Jamur memang potensial dikembangkan petani di situ. Jerami yang merupakan media  utama untuk memelihara jamur melimpah. Cilamaya Kulon bersama kecamatan lan di Karawang  dari dulu  sampai sekarang  terkenal sebagai gudang beras.

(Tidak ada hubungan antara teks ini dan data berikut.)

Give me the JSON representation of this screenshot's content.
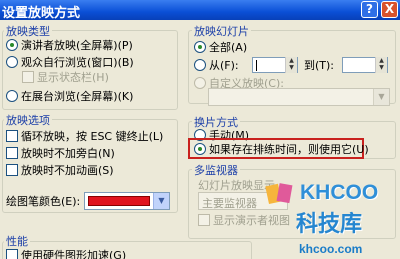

Budidaya daya jamur  menggiurkan.  Berapapun banyak hasil panen selalu diserap pasar. “Pengepul datang sendiri ke sini,” ujarnya.  Dengan jamur, hidup Sudin mulai terang. “Karena jamur ,  sekarang saya berani nyicil mobil, “ kata Sudin.  Beda dengan padi yang panen enam bulan sekali, jamur  bisa dipanen dalam empat puluh hari.  Dengan enam kumbung yang dipunyainya—empat kumbung milik sendiri dan dua dari PT Pertamina EP Field Subang,  H. Sudin bisa panen tiap bulan. 

Dari rezeki jamur, dia  bisa meluaskan sawahnya,  Kini dia punya sekitar lima hektare. Tiap hektare , minimal menghasilkan empat  kuintal padi. Dengan harga gabah Rp 5.000 seperti sekarang, dia  bisa mengantongi  Rp 20 juta, dipotong biaya Rp 3-5 juta , dia bisa mengantongi  Rp 15 juta per hektare. Dari lima hektare bisa dapat Rp 75 juta. “ Tapi itu manisnya . Sekali gagal panen  amblas dengan modal-modalnya,” ujarnya.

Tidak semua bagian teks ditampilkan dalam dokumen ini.